Haber-Fatma TEMEL
İnsan Hakları Derneği Diyarbakır Şubesi, “17-31 Mayıs Uluslararası Gözaltında Kayıplara Karşı Mücadele Haftası”na ilişkin yazılı açıklama yaptı. Açıklamada, toplumsal bir barışa dayalı yaşamı inşa etmenin yolunun, ancak geçmişle yüzleşmekten geçebileceği ifade edildi.
Kayıpların bulunması ve faillerin yargılanması talebiyle 27 Mayıs 1995 tarihinde başlayan ve her cumartesi günü İstanbul Galatasaray Meydanı’nda eylem yapan Cumartesi Anneleri’ne atıfta bulunulan açıklamada, “Aradan geçen 28 yıla rağmen ne yazık ki ülkeyi yöneten siyasi iktidarların insanlığa karşı suç olarak kabul edilen ‘Gözaltında Zorla Kaybetme’ olaylarının aydınlatılmasına dönük olumlu bir adım atmadıklarına, kayıp yakınları ile Cumartesi İnsanları’nın bu zorlu ve uzun soluklu mücadelelerine kulaklarını tıkadıklarına tanıklık ettik” denildi.

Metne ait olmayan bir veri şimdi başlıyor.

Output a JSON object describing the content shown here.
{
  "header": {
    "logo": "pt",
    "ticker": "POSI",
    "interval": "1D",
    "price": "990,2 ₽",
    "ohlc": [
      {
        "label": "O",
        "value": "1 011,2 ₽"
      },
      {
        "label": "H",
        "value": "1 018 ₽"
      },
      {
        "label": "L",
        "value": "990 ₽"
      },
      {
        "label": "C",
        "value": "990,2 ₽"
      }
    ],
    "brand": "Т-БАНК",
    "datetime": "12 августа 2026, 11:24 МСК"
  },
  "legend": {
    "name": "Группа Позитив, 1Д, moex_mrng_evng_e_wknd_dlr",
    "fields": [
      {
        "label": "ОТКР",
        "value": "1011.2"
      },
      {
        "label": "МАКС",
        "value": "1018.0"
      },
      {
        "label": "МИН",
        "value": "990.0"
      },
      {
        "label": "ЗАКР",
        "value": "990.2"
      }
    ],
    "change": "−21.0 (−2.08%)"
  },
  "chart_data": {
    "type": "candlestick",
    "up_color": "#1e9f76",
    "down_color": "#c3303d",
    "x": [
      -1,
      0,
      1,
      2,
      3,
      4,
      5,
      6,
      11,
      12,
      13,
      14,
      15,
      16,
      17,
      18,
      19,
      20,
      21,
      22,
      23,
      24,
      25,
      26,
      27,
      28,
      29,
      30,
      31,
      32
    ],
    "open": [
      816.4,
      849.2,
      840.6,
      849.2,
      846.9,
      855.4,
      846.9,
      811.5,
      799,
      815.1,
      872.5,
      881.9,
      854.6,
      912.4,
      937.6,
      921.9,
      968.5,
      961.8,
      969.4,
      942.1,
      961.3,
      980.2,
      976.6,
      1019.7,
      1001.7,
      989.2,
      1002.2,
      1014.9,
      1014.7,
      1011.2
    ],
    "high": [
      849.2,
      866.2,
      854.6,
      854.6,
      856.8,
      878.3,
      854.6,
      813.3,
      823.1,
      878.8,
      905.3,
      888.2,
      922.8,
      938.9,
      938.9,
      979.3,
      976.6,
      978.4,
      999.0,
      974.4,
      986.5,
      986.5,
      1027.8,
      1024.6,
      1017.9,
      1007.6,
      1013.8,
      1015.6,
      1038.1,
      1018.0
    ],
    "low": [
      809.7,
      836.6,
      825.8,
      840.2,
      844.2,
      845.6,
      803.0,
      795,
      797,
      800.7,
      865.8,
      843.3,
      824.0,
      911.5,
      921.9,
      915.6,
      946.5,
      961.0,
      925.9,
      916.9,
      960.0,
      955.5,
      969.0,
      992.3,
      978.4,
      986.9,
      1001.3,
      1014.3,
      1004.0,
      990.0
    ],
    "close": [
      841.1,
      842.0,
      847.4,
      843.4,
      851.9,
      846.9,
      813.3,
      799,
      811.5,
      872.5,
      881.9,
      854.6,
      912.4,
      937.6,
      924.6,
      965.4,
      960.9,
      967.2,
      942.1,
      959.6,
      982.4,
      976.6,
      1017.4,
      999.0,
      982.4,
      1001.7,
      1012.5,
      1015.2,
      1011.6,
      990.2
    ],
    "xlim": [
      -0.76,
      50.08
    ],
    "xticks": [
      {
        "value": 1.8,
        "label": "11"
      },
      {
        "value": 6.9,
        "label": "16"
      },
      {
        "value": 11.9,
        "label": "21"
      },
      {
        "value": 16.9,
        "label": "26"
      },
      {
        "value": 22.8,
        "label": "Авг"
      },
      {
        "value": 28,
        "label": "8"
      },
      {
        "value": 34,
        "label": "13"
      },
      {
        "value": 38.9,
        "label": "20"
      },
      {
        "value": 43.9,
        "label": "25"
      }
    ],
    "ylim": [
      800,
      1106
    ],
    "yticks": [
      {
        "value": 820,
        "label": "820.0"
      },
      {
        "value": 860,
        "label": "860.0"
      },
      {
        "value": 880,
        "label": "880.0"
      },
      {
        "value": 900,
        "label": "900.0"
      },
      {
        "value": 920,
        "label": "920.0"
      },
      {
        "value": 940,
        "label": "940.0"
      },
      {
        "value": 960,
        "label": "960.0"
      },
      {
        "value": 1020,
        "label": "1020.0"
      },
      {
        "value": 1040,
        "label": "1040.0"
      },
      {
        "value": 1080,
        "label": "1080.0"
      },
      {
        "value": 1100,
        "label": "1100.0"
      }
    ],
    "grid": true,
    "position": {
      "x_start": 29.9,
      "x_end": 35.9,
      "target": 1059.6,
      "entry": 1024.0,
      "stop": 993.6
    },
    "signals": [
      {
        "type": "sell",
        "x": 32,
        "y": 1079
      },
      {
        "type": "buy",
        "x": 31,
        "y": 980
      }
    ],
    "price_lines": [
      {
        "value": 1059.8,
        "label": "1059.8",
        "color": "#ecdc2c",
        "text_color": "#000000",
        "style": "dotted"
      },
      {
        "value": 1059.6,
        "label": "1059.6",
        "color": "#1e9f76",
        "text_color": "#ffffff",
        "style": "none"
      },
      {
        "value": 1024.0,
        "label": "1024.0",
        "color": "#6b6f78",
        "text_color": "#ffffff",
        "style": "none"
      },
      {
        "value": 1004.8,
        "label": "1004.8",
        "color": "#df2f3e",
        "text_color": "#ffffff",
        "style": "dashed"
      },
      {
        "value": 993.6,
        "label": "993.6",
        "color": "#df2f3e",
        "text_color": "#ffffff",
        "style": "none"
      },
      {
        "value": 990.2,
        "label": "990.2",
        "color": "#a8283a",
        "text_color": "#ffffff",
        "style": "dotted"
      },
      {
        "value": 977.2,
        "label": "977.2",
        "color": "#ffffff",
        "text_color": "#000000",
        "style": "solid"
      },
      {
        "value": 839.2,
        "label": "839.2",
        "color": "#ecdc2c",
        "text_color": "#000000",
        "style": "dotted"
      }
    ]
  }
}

KAYIP YAKINLARININ MÜCADELESİNE ORTAKLIK ÇAĞRISI
Açıklamanın devamında, şu ifadelere yer verildi: “Diyarbakır’da 31 Ocak 2009 tarihinden bu yana tüm baskı ve engellemelere karşı adalet arayışından bir adım dahi geri atmayan kayıp yakınları ve biz hak savunucuları, hiç şüphesiz ki mücadelemizi her koşulda sürdürmeye devam edeceğiz. Bu vesileyle sivil toplum örgütlerini, insan hakları savunucularını ve vicdan sahibi herkesi kayıp yakınlarının mücadelesine ortak olmaya ve her Cumartesi günü saat 12.00’de Koşuyolu Parkı Yaşam Hakkı Anıtı önünde, ‘Kayıplar Bulunsun Failler Yargılansın’ şiarıyla gerçekleştirdiğimiz eyleme katılarak dayanışma içinde olmaya davet ediyoruz.”

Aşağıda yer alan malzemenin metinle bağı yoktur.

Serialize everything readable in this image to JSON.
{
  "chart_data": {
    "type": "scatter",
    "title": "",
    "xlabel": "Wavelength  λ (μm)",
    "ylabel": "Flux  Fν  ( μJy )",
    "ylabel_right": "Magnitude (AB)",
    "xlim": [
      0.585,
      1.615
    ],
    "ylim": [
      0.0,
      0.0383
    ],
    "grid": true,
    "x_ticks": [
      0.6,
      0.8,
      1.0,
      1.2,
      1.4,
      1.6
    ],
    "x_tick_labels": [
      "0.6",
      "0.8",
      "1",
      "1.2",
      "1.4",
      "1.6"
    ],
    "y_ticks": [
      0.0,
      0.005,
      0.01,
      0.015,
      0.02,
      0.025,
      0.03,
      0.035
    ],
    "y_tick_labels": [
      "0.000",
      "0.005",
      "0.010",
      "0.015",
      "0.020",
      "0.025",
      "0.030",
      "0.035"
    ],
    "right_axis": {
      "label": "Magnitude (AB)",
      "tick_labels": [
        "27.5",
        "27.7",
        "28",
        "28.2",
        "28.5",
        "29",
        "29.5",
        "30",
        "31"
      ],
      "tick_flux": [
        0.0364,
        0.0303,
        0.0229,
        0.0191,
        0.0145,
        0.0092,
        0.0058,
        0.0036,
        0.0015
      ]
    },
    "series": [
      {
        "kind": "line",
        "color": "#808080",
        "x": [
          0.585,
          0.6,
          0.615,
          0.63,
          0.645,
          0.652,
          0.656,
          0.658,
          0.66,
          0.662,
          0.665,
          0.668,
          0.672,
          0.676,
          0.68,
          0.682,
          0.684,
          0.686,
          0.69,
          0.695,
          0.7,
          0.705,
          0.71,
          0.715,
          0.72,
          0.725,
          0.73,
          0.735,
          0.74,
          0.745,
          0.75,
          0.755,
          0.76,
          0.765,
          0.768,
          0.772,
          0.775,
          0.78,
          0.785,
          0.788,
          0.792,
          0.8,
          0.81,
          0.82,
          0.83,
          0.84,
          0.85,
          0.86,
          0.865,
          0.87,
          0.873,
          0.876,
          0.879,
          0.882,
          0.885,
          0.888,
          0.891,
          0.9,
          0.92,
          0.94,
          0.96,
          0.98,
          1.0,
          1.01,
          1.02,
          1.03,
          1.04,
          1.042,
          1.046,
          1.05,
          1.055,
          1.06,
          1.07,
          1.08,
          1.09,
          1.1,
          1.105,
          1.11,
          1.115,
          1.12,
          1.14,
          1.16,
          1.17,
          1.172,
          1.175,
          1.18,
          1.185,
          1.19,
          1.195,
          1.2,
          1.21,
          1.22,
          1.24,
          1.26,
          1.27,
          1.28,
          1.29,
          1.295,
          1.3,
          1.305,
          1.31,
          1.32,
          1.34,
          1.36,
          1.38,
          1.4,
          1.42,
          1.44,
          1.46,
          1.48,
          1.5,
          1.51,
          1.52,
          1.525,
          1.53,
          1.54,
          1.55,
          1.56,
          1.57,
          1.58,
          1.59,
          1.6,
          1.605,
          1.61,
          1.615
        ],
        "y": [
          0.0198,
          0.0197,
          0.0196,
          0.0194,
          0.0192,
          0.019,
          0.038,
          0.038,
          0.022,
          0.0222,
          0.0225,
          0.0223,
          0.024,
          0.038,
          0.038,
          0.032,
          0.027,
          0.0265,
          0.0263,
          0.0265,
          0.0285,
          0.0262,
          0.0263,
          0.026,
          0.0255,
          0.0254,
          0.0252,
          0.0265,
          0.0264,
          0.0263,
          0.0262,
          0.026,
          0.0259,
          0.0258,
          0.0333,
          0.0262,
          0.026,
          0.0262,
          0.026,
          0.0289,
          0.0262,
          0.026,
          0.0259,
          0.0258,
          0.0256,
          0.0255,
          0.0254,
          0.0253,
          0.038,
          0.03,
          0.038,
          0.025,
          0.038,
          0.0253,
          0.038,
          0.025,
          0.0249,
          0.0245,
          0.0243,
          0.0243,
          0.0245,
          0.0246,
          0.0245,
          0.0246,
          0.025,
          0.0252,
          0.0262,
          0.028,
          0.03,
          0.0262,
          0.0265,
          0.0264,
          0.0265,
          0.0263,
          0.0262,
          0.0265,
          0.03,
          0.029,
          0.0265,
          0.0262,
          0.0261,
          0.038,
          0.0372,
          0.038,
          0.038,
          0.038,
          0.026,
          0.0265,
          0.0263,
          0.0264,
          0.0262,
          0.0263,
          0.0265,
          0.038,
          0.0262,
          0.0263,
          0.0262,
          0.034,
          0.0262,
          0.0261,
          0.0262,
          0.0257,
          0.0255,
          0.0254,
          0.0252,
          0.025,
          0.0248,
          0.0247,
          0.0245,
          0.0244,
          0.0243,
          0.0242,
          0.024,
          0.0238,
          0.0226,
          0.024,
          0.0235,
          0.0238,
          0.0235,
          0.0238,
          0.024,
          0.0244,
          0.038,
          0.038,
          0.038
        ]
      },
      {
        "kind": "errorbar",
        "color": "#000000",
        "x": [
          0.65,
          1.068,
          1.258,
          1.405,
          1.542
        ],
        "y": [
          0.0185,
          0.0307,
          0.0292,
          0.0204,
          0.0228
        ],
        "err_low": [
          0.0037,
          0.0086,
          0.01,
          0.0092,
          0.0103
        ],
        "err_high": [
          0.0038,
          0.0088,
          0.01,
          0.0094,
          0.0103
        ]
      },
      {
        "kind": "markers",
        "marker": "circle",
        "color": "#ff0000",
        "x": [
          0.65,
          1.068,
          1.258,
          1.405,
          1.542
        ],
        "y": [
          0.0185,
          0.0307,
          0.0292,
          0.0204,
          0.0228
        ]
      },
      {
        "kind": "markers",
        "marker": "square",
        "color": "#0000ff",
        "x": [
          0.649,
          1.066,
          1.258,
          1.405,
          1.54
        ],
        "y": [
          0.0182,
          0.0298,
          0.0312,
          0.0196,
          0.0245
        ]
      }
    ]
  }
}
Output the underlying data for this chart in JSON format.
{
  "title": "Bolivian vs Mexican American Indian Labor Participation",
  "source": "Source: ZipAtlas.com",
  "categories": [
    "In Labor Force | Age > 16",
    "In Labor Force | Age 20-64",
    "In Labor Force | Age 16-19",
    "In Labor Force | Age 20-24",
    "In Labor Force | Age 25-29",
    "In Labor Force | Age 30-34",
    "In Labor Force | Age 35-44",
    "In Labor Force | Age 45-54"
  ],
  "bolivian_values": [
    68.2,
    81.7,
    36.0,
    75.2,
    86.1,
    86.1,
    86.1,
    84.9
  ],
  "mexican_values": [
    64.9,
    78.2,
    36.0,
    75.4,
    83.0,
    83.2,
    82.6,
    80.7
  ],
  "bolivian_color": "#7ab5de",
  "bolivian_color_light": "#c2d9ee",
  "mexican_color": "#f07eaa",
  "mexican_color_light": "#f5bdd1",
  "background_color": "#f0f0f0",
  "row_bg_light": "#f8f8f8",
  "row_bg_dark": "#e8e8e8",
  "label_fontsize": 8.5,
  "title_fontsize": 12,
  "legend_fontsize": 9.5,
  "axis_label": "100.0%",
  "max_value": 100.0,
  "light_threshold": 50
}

Açıklamada, şu talepler sıralandı:
*Cezasızlık ve adaletsizlik üreten mevcut idari ve adli sistem, evrensel hukuk ilkelerine uygun bir şekilde bir an önce değiştirilmelidir.
*Her şeyden önce, zorla kaybettirilenlerin akıbetlerinin ortaya çıkarılmasını ve faili meçhul cinayetler sonucu katledilenlerin faillerinin tespiti için devletin ilgili tüm arşivleri açılmalıdır.
*Bu topraklarda benzeri acıların bir daha yaşanmaması, hakikatlerin ortaya çıkarılması ve toplumsal barışın tesisi için ‘Geçmişle Yüzleşme ve Hakikatleri Araştırma Komisyonu’nun kurulmasını talep ediyoruz.
*Gözaltında kaybetme suçunu gündemde tutmak, özel bir ilgiyle takip etmek, bu suçu işleyenlerin, suça azmettirenlerin hukuka uygun şekilde yargılanmalarını talep etmek insanlık görevidir.
*Bu topraklarda yaşanan gözaltında kaybettirmeler için devleti, uluslararası taahhütlerine uyarak hesap verme sorumluluğunu yerine getirmeye,
*Hükümeti derhal BM Bütün Kişilerin Zorla Kaybedilmeden Korunmasına Dair Uluslararası Sözleşmeyi imzalamaya çağırıyoruz.
*Gözaltında kaybetmeyi muhaliflere karşı bir yok etme yöntemi olarak kullanan devletleri, bu suçu işlemekten vazgeçmeye çağırıyoruz.”